According to Asger Munch Smidt-Jensen, a food technology consultant at the Danish Technology Institute, the production of spirulina at Vaxa has a relatively low environmental impact in terms of land and water use. However, he emphasizes the need for round-the-clock renewable electricity and a sustainable supply of CO2 and nutrients to maintain this climate-friendly system, which can be challenging to replicate in other locations.
The facility is equipped with state-of-the-art photo-bioreactors that use red and blue LED lights to power the growth of microalgae, making it possible to farm these tiny organisms indoors without relying on sunlight. Each day, a portion of the crop is harvested and promptly replaced by new growth, allowing the plant to produce up to 150 metric tons of algae per year with plans for expansion in the near future.
Mr. Haflidason believes that cultivating microalgae in this manner can help address global food insecurity, given the high protein, glucose, omega-3s, fatty acids, and vitamin B12 content of these crops.
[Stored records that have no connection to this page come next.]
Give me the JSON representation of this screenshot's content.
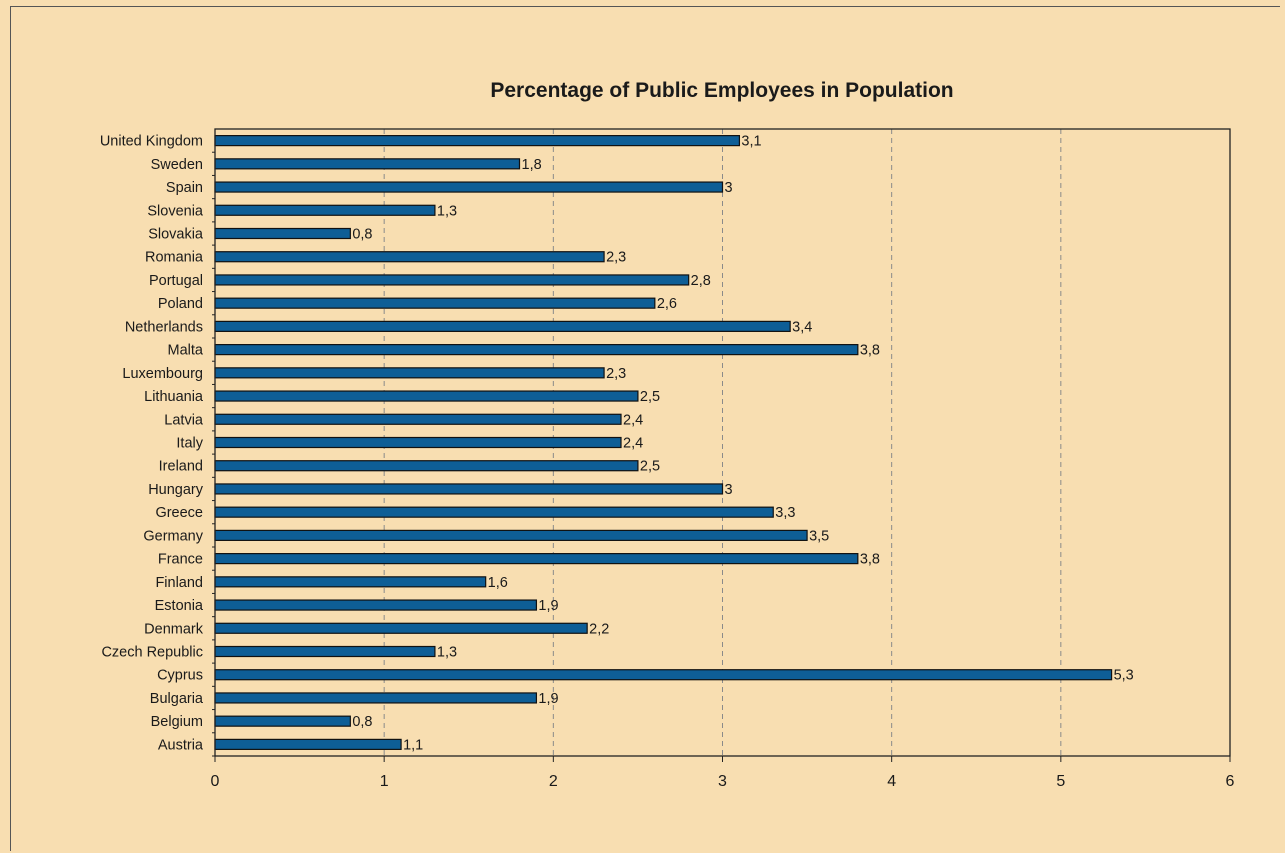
{
  "chart_data": {
    "type": "bar",
    "orientation": "horizontal",
    "title": "Percentage of Public Employees in Population",
    "categories": [
      "United Kingdom",
      "Sweden",
      "Spain",
      "Slovenia",
      "Slovakia",
      "Romania",
      "Portugal",
      "Poland",
      "Netherlands",
      "Malta",
      "Luxembourg",
      "Lithuania",
      "Latvia",
      "Italy",
      "Ireland",
      "Hungary",
      "Greece",
      "Germany",
      "France",
      "Finland",
      "Estonia",
      "Denmark",
      "Czech Republic",
      "Cyprus",
      "Bulgaria",
      "Belgium",
      "Austria"
    ],
    "values": [
      3.1,
      1.8,
      3,
      1.3,
      0.8,
      2.3,
      2.8,
      2.6,
      3.4,
      3.8,
      2.3,
      2.5,
      2.4,
      2.4,
      2.5,
      3,
      3.3,
      3.5,
      3.8,
      1.6,
      1.9,
      2.2,
      1.3,
      5.3,
      1.9,
      0.8,
      1.1
    ],
    "value_labels": [
      "3,1",
      "1,8",
      "3",
      "1,3",
      "0,8",
      "2,3",
      "2,8",
      "2,6",
      "3,4",
      "3,8",
      "2,3",
      "2,5",
      "2,4",
      "2,4",
      "2,5",
      "3",
      "3,3",
      "3,5",
      "3,8",
      "1,6",
      "1,9",
      "2,2",
      "1,3",
      "5,3",
      "1,9",
      "0,8",
      "1,1"
    ],
    "xlim": [
      0,
      6
    ],
    "x_ticks": [
      0,
      1,
      2,
      3,
      4,
      5,
      6
    ],
    "x_tick_labels": [
      "0",
      "1",
      "2",
      "3",
      "4",
      "5",
      "6"
    ],
    "grid": "vertical-dashed",
    "legend": "none",
    "colors": {
      "background": "#f8deb1",
      "bar_fill": "#0e5e96",
      "bar_stroke": "#111111",
      "grid": "#8a8a8a",
      "axis": "#222222"
    }
  }
}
While microalgae production is still in its early stages, many companies are investing in this emerging industry, with the market expected to reach $25.4 billion by 2033.
For example, Danish startup Algiecel is testing portable shipping container-sized modules containing photo-bioreactors that can be connected to carbon-emitting facilities to absorb CO2 and produce food and feed simultaneously. Microalgae finds applications in various industries, including cosmetics, medicines, biofuels, and biodegradable plastics.
Furthermore, researchers are exploring the possibility of producing microalgae in space, with studies underway to investigate its viability aboard the International Space Station. Despite the promising potential of microalgae, there are still challenges to overcome, such as issues with texture, taste, and consumer acceptance.
As Mr. Munch Smidt-Jensen notes, microalgae will require further development before becoming a mainstream food source. Scientists like Malene Lihme Olsen from Copenhagen University are studying the nutritional value of microalgae and exploring ways to incorporate them into everyday foods to enhance taste and texture.
Although the idea of eating green sludge may not appeal to everyone, the processed algae from Vaxa’s facility is being used in various dishes, from bread to smoothies, to boost their nutritional content. Mr. Haflidason emphasizes that the goal is not to replace traditional foods but to enhance their nutritional value.
In conclusion, Vaxa Technologies’ futuristic farm in Iceland is at the forefront of a new era in food production, where microalgae are being cultivated in an innovative and sustainable manner. With its environmentally friendly practices and high nutritional value, microalgae has the potential to revolutionize the food industry and address global challenges like food insecurity and climate change. As researchers and entrepreneurs continue to explore the possibilities of microalgae, it is clear that this tiny organism could play a significant role in shaping the future of food.